一方で「手入れ不足の人工林」はどうか。たしかに密生して暗くなり草が一本も生えていない荒れた人工林もあるにはある。だが、多くの放置林は、スギやヒノキが枯れて倒れ、ギャップ(林内の開けた空間)をつくる。そこに広葉樹が侵入して来る。とくに若年時に数回間伐された後に放棄された山は、雑木や雑草が繁茂しやすい。それがスギやヒノキを被圧しているから「荒れた」といわれるのだ。しかし繁った雑木は、動物のエサにもなる。放棄された人工林が、その後針広混交林に移行しているところも多くある。そんな森は、決して不毛の砂漠ではない。広葉樹林と比べると少ないかもしれないが、野生動物に十分なエサと隠れ家を与えている。

また人工林では、森林整備という名の間伐・除伐が行われる。密生した植林木を間引きしたり、合間に生えてきた広葉樹などの雑木を伐採したりする作業だ。しかし、切り倒せば高みにあった樹冠部分が地面に落ちる。幹は利用するために搬出することもあるが、梢や枝葉はその場に切り落として残す。これがシカなどのエサとなる。また切り開いて地面まで光を入れたら草や稚樹が生えるから、これも格好のエサの提供だ。広葉樹の場合、切り株から萌芽が出る種も多いが、この新芽もご馳走になる。

作業員によると、間伐・除伐作業をしていると、現場近くにシカが現れ、伐倒を待っているそうだ。倒した木々の枝葉を早く食べたいのだろう。

シカが好むのは「外来牧草」

さらに山間部の道には、意外なエサが大量にあった。斜面に草が繁っているのだ。道路(農道、林道・作業道を含む)を通す際、山肌を削ると新しい斜面ができるが、そこに光が当たり、草が生えるのだ。よく見ると、生えているのは外来牧草が多い。牧草の種子を土留め用に斜面に吹きつけることもあるからだ。家畜のエサとして改良された牧草は、冬も青々と繁って栄養価も高い。当然、シカは好むだろう。
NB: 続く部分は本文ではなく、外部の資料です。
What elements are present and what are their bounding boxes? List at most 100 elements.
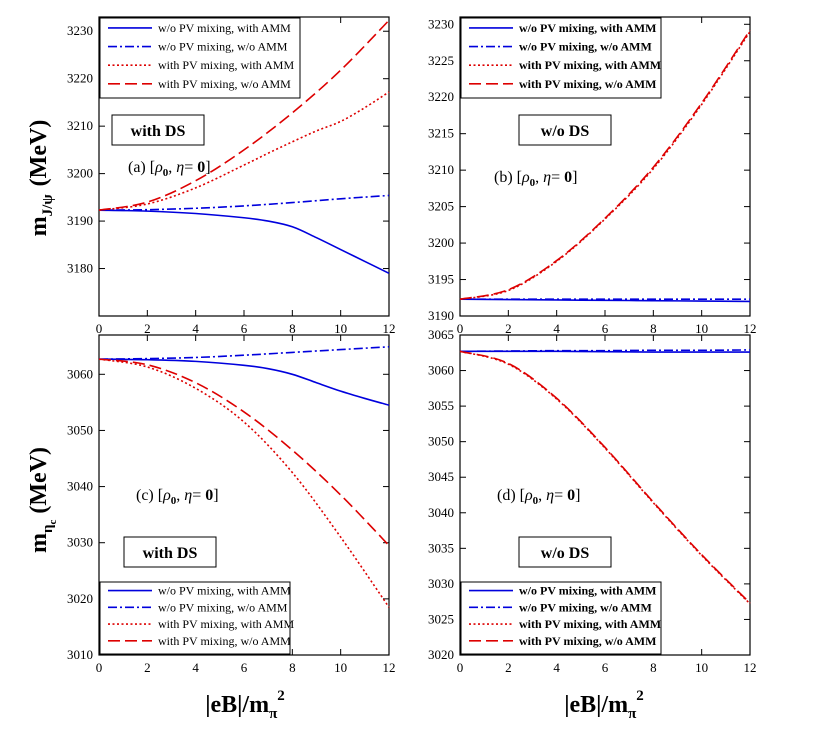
x-tick-label: 0 [96,660,103,675]
condition-box [518,114,612,146]
legend-box [460,581,662,655]
x-tick-label: 2 [505,321,512,336]
y-tick-label: 3220 [428,89,454,104]
y-tick-label: 3050 [428,434,454,449]
condition-label: w/o DS [541,545,590,562]
x-tick-label: 8 [650,660,657,675]
y-tick-label: 3020 [428,647,454,662]
panel-d: 0 2 4 6 8 10 12 3020 3025 3030 3035 3040 3045 3050 305… [428,327,757,675]
legend-box [99,581,291,655]
series-line-1 [459,298,751,303]
x-tick-label: 2 [144,321,151,336]
condition-box [123,536,217,568]
legend-entry: w/o PV mixing, with AMM [158,584,291,598]
x-tick-label: 0 [457,321,464,336]
x-tick-label: 12 [383,660,396,675]
x-tick-label: 12 [383,321,396,336]
series-line-4 [98,358,390,547]
y-tick-label: 3225 [428,53,454,68]
series-line-3 [98,358,390,608]
x-tick-label: 10 [695,660,708,675]
panel-annotation: (b) [ρ0, η= 0] [494,169,577,189]
panel-c: 0 2 4 6 8 10 12 3010 3020 3030 3040 3050 3060 w/o PV … [67,334,396,675]
series-line-1 [460,350,750,353]
ylabel-bottom: mηc(MeV) [26,447,59,553]
y-tick-label: 3025 [428,611,454,626]
x-tick-label: 6 [241,321,248,336]
y-tick-label: 3230 [428,16,454,31]
legend-entry: with PV mixing, w/o AMM [158,634,291,648]
y-tick-label: 3045 [428,469,454,484]
series-line-2 [459,349,751,353]
x-tick-label: 10 [695,321,708,336]
y-tick-label: 3040 [67,479,93,494]
y-tick-label: 3190 [428,308,454,323]
legend-entry: w/o PV mixing, w/o AMM [158,40,288,54]
x-tick-label: 10 [334,660,347,675]
legend-entry: w/o PV mixing, with AMM [519,584,656,598]
y-tick-label: 3220 [67,71,93,86]
y-tick-label: 3060 [428,363,454,378]
x-tick-label: 4 [192,660,199,675]
y-tick-label: 3210 [67,118,93,133]
y-tick-label: 3065 [428,327,454,342]
series-line-2 [98,345,390,360]
panel-a: 0 2 4 6 8 10 12 3180 3190 3200 3210 3220 3230 w/o PV … [67,16,396,336]
legend-entry: with PV mixing, w/o AMM [519,77,656,91]
legend-entry: w/o PV mixing, w/o AMM [519,40,652,54]
y-tick-label: 3030 [67,535,93,550]
condition-label: w/o DS [541,123,590,140]
legend-entry: w/o PV mixing, with AMM [519,21,656,35]
y-tick-label: 3020 [67,591,93,606]
y-tick-label: 3030 [428,576,454,591]
y-tick-label: 3230 [67,23,93,38]
series-line-4 [98,19,390,211]
y-tick-label: 3010 [67,647,93,662]
y-tick-label: 3180 [67,261,93,276]
y-tick-label: 3210 [428,162,454,177]
x-tick-label: 2 [144,660,151,675]
ylabel-top: mJ/ψ(MeV) [26,120,56,237]
panel-annotation: (d) [ρ0, η= 0] [497,487,580,507]
legend-box [99,17,301,99]
xlabel-left: |eB|/mπ2 [205,688,285,722]
panel-annotation: (a) [ρ0, η= 0] [128,159,211,179]
legend-entry: with PV mixing, with AMM [519,617,661,631]
series-line-1 [98,209,390,275]
series-line-3 [459,350,751,605]
y-tick-label: 3190 [67,213,93,228]
x-tick-label: 6 [241,660,248,675]
panel-annotation: (c) [ρ0, η= 0] [136,487,219,507]
y-tick-label: 3035 [428,540,454,555]
legend-entry: w/o PV mixing, w/o AMM [158,600,288,614]
x-tick-label: 8 [289,321,296,336]
x-tick-label: 2 [505,660,512,675]
x-tick-label: 12 [744,660,757,675]
condition-box [111,114,205,146]
legend-entry: with PV mixing, with AMM [158,617,294,631]
series-line-2 [98,194,390,211]
x-tick-label: 0 [96,321,103,336]
x-tick-label: 12 [744,321,757,336]
x-tick-label: 4 [192,321,199,336]
series-line-4 [459,350,751,604]
y-tick-label: 3040 [428,505,454,520]
legend-entry: with PV mixing, with AMM [519,58,661,72]
series-line-4 [459,29,751,301]
y-tick-label: 3195 [428,272,454,287]
panel-b: 0 2 4 6 8 10 12 3190 3195 3200 3205 3210 3215 3220 322… [428,16,757,336]
x-tick-label: 0 [457,660,464,675]
y-tick-label: 3200 [67,166,93,181]
y-tick-label: 3050 [67,422,93,437]
legend-entry: with PV mixing, w/o AMM [519,634,656,648]
y-tick-label: 3055 [428,398,454,413]
y-tick-label: 3215 [428,126,454,141]
condition-label: with DS [143,545,198,562]
xlabel-right: |eB|/mπ2 [564,688,644,722]
y-tick-label: 3205 [428,199,454,214]
x-tick-label: 4 [553,321,560,336]
x-tick-label: 4 [553,660,560,675]
legend-entry: w/o PV mixing, with AMM [158,21,291,35]
legend-entry: w/o PV mixing, w/o AMM [519,600,652,614]
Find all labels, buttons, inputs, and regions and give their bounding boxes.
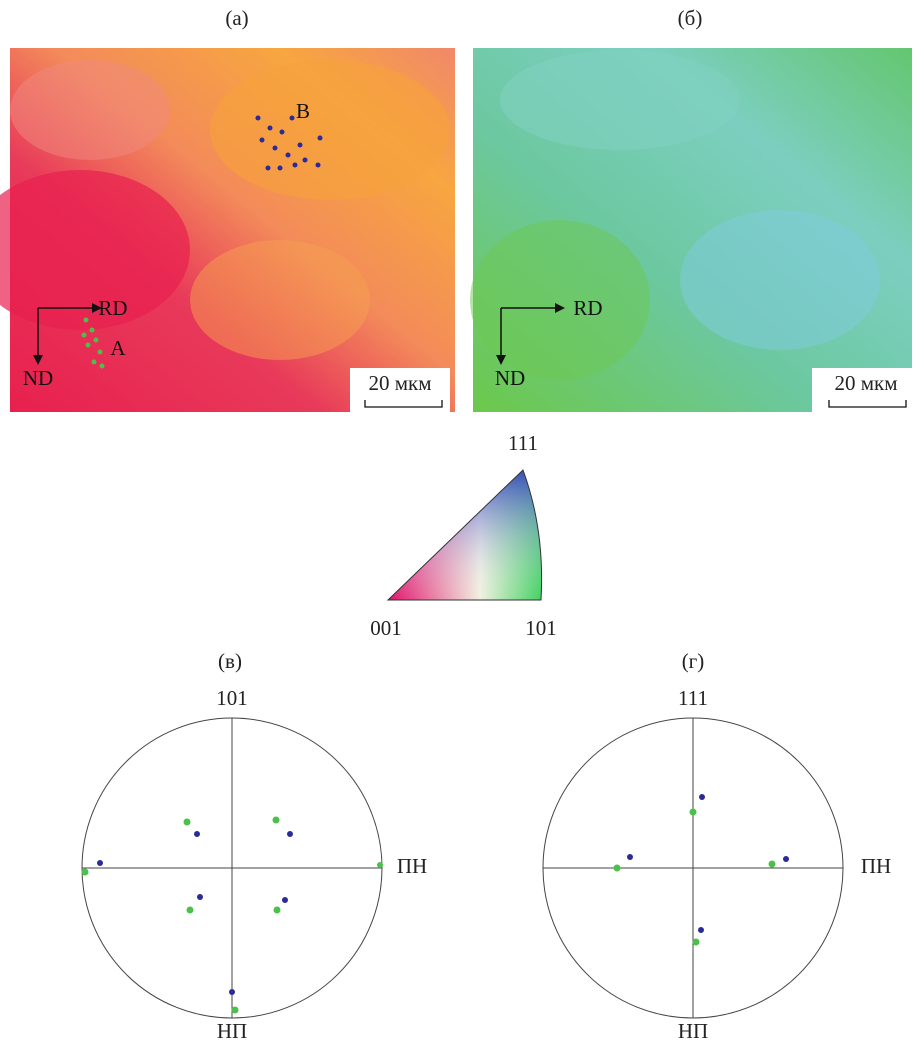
panel-label: (в) xyxy=(218,649,242,673)
pole-figure-d xyxy=(543,718,843,1018)
panel-label: (б) xyxy=(678,6,703,30)
figure: (а) B RD ND A 20 мкм (б) RD ND 20 мкм 11… xyxy=(0,0,914,1046)
scale-label: 20 мкм xyxy=(834,371,897,395)
orientation-map-a xyxy=(0,48,455,412)
pole-label: НП xyxy=(678,1019,708,1043)
panel-label: (а) xyxy=(225,6,248,30)
pole-label: ПН xyxy=(861,854,891,878)
point-label: B xyxy=(296,99,310,123)
triangle-label: 001 xyxy=(370,616,402,640)
orientation-map-b xyxy=(470,48,912,412)
point-label: A xyxy=(110,336,126,360)
axis-label: ND xyxy=(495,366,525,390)
axis-label: RD xyxy=(573,296,602,320)
triangle-label: 101 xyxy=(525,616,557,640)
pole-figure-d-points xyxy=(614,794,790,946)
panel-label: (г) xyxy=(682,649,705,673)
axis-label: RD xyxy=(98,296,127,320)
pole-label: 111 xyxy=(678,686,708,710)
pole-label: ПН xyxy=(397,854,427,878)
pole-figure-c xyxy=(82,718,382,1018)
pole-label: 101 xyxy=(216,686,248,710)
scale-label: 20 мкм xyxy=(368,371,431,395)
triangle-label: 111 xyxy=(508,431,538,455)
pole-label: НП xyxy=(217,1019,247,1043)
axis-label: ND xyxy=(23,366,53,390)
ipf-key-triangle xyxy=(388,470,542,600)
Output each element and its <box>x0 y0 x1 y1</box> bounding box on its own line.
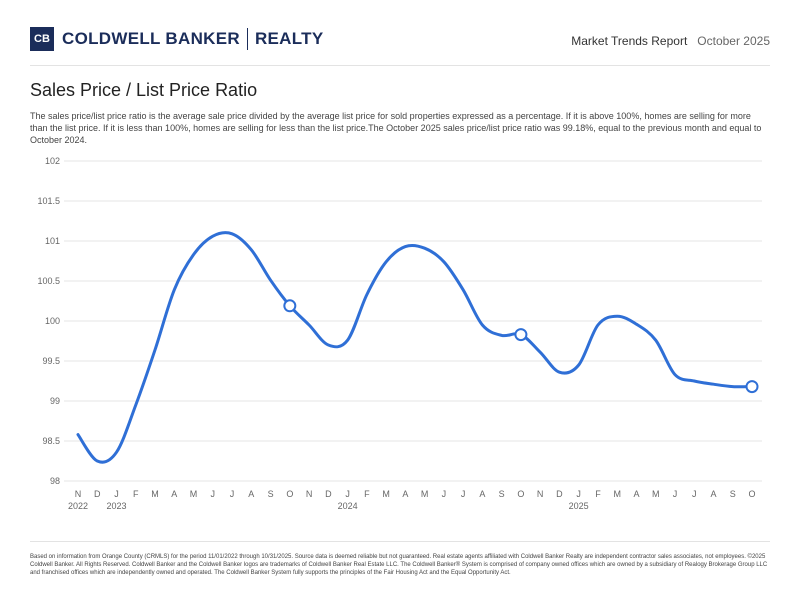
report-name: Market Trends Report <box>571 34 688 48</box>
y-tick-label: 98.5 <box>42 436 60 446</box>
x-tick-label: A <box>402 489 408 499</box>
x-tick-label: D <box>556 489 563 499</box>
chart: 98 98.5 99 99.5 100 100.5 101 101.5 102 N 2022 D J 20… <box>37 156 762 511</box>
brand: COLDWELL BANKER <box>62 29 240 48</box>
y-tick-label: 101 <box>45 236 60 246</box>
footer-rule <box>30 541 770 542</box>
x-tick-label: M <box>382 489 390 499</box>
x-tick-label: M <box>190 489 198 499</box>
point-marker <box>745 380 759 394</box>
x-tick-label: D <box>325 489 332 499</box>
chart-title: Sales Price / List Price Ratio <box>30 80 258 100</box>
x-tick-label: M <box>652 489 660 499</box>
x-tick-label: J <box>230 489 235 499</box>
x-tick-label: J <box>692 489 697 499</box>
point-marker <box>283 299 297 313</box>
y-tick-label: 101.5 <box>37 196 60 206</box>
report-date: October 2025 <box>697 34 770 48</box>
x-tick-label: S <box>499 489 505 499</box>
x-tick-label: N <box>306 489 313 499</box>
x-tick-label: A <box>633 489 639 499</box>
x-tick-label: O <box>286 489 293 499</box>
x-tick-label: O <box>748 489 755 499</box>
logo-mark: CB <box>30 27 54 51</box>
x-year-label: 2023 <box>106 501 126 511</box>
x-tick-label: A <box>710 489 716 499</box>
point-marker <box>514 328 528 342</box>
x-tick-label: M <box>151 489 159 499</box>
x-tick-label: J <box>461 489 466 499</box>
footer: Based on information from Orange County … <box>30 554 768 576</box>
x-year-label: 2022 <box>68 501 88 511</box>
header-rule <box>30 65 770 66</box>
y-tick-label: 99.5 <box>42 356 60 366</box>
x-tick-label: S <box>730 489 736 499</box>
x-tick-label: N <box>75 489 82 499</box>
y-tick-label: 99 <box>50 396 60 406</box>
report-info: Market Trends Report October 2025 <box>571 34 770 48</box>
x-tick-label: J <box>345 489 350 499</box>
x-tick-label: F <box>133 489 139 499</box>
logo-separator <box>246 28 248 50</box>
x-tick-label: A <box>479 489 485 499</box>
logo: CB COLDWELL BANKER REALTY <box>30 27 324 51</box>
x-tick-label: D <box>94 489 101 499</box>
brand-suffix: REALTY <box>254 29 324 48</box>
y-tick-label: 100 <box>45 316 60 326</box>
x-tick-label: M <box>613 489 621 499</box>
y-tick-label: 100.5 <box>37 276 60 286</box>
x-tick-label: A <box>171 489 177 499</box>
x-year-label: 2024 <box>338 501 358 511</box>
y-tick-label: 102 <box>45 156 60 166</box>
x-year-label: 2025 <box>569 501 589 511</box>
x-tick-label: A <box>248 489 254 499</box>
x-tick-label: J <box>114 489 119 499</box>
x-tick-label: F <box>364 489 370 499</box>
x-tick-label: F <box>595 489 601 499</box>
x-tick-label: J <box>673 489 678 499</box>
x-tick-label: N <box>537 489 544 499</box>
chart-subtitle: The sales price/list price ratio is the … <box>30 111 762 145</box>
x-tick-label: M <box>421 489 429 499</box>
x-tick-label: J <box>576 489 581 499</box>
x-tick-label: S <box>268 489 274 499</box>
x-tick-label: J <box>211 489 216 499</box>
y-tick-label: 98 <box>50 476 60 486</box>
line <box>76 231 754 464</box>
x-tick-label: J <box>442 489 447 499</box>
x-tick-label: O <box>517 489 524 499</box>
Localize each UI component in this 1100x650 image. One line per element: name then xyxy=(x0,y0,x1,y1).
また、最近は人工林の皆伐が進んでいる。一定面積の山の木を全部伐ってしまう行為だ。ときに数十ヘクタールも裸地になる。そこは日当たりがよく、雑草が繁茂する。シカやカモシカにとって食べ放題のエサ場だ。跡地に植林したら、その苗も美味しいエサだろう。

次に里山はどうか。近年人の手が入らなくなり、荒れているとされる里山だが、農地の耕作が放棄されて「荒れる」と、雑草や雑木が繁る。実を付ける草木も多くあるから、むしろエサは増える。人間にとって「荒れた」と感じる山や休耕地が、野生動物の豊富なエサ場となっているのだ。最近では山を切り開いてメガソーラーを築くケースも増えているが、そうした場所もシカのエサ場にもってこいになっている。